Friday, April 26, 2013

20th Anniversary Memories - Cat's Cradle, Brains & Puppets, & Hiroshima

Barry Weil in Brains and Puppets

Hi, Barry Weil of Evolve Company here. My creative partner Tanya Khordoc and I are puppeteers, and our company has been given some amazing opportunities (as well as some really weird challenges) through the work we’ve done with UTC61. When Edward asked me to write a reminiscence of the 2008 Walkerspace plays (Cat’s Cradle, Brains & Puppets and Hiroshima: Crucible of Light), I have to admit that it took me a while to actually come up with anything. Not because it was an uneventful experience – far from it. It’s just that Tanya and I were so involved in all three plays that our memories are a very tired blur.

At one point, while Cat’s Cradle was running, I remember ending an evening performance and heading uptown to Edward’s place to help Tanya cut out Brains & Puppets shadow figures for hours, catnapping on Edward’s couch briefly and then getting up to perform a matinee of Cat’s Cradle. Tanya’s schedule was similar, though she probably wins the crazy award for setting her model of the Trinity nuclear site watchtower on fire in her living room (not out of frustration, I should add, but for filming purposes).
One of many models from Cat's Cradle


Confused? It went down like this: Tanya and I designed and built two huge bakers’ racks full of puppet/models for Cat’s Cradle, which I puppeteered while also having an acting role in the production. Tanya created stop-motion models for Hiroshima, and we each directed, designed and performed one of Edward’s two single-person plays that made up Brains & Puppets. On top of that, I designed the brochure and graphic art for the entire endeavor. Now, when you’re in college, staying up all night is fun, and you can do that amount of work without breaking a sweat. When you’re forty and attempting it…well, you just want to lie down for a few minutes. Or a week.

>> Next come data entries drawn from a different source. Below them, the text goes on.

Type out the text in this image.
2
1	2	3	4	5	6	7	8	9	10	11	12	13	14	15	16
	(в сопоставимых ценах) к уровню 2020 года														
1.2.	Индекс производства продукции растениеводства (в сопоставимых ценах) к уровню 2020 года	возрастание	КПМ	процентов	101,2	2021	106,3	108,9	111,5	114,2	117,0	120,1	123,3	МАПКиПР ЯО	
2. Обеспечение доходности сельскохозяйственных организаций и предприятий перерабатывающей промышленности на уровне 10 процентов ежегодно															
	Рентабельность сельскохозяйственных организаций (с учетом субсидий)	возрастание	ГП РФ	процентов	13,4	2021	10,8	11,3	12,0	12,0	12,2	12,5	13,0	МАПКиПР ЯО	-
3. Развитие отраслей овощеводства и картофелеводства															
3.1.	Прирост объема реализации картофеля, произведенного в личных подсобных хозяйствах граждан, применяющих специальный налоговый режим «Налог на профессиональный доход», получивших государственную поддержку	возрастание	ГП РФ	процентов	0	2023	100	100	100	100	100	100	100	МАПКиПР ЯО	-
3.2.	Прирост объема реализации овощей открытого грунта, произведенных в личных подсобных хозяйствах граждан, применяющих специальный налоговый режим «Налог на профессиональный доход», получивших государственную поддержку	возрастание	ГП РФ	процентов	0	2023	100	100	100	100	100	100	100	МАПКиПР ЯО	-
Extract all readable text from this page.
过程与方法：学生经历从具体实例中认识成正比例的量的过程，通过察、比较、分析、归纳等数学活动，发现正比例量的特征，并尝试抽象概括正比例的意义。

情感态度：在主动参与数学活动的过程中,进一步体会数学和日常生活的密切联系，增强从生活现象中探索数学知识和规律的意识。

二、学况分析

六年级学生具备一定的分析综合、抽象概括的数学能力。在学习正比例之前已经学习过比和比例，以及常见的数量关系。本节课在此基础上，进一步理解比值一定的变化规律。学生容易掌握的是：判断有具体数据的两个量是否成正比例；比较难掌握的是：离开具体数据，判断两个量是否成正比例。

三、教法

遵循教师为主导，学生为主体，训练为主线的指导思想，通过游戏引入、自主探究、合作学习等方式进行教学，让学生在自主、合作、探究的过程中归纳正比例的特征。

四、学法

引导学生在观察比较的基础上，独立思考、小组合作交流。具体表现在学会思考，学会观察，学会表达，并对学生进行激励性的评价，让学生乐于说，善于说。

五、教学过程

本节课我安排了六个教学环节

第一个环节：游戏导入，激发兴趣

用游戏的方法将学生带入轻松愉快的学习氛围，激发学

So why would anyone in their right mind do things like this? Well, the plays were amazing, and we’d have to have been insane not to be a part of them. How often do you get to create a model airplane that mounts to a video camera and crashes into a sand castle, or a pair of elegant Leonardo da Vinci wings? A tiny period UNIVAC computer decorated for a Christmas party, or Matisse and Kandinsky paintings that come to life? A multicolored dragon with an East European growl, or a miniature Caribbean dictatorship with its own flag, buildings, hotels, shantytown and taxicabs?
Tanya Khordoc in Brains and Puppets

We’ve always loved the way UTC61 incorporates puppetry into its work, and appreciates its value as a unique form of theatre. And Edward has always shared our joy in getting to create and use cool things. That’s definitely worth a few days’ sleep. Over the years, Evolve has provided UTC #61 with living houses, electronic sheep and intricate temple arks that contain shadow puppet shows. And we always look forward to hearing a crazy idea and realizing there’s no way we can say no.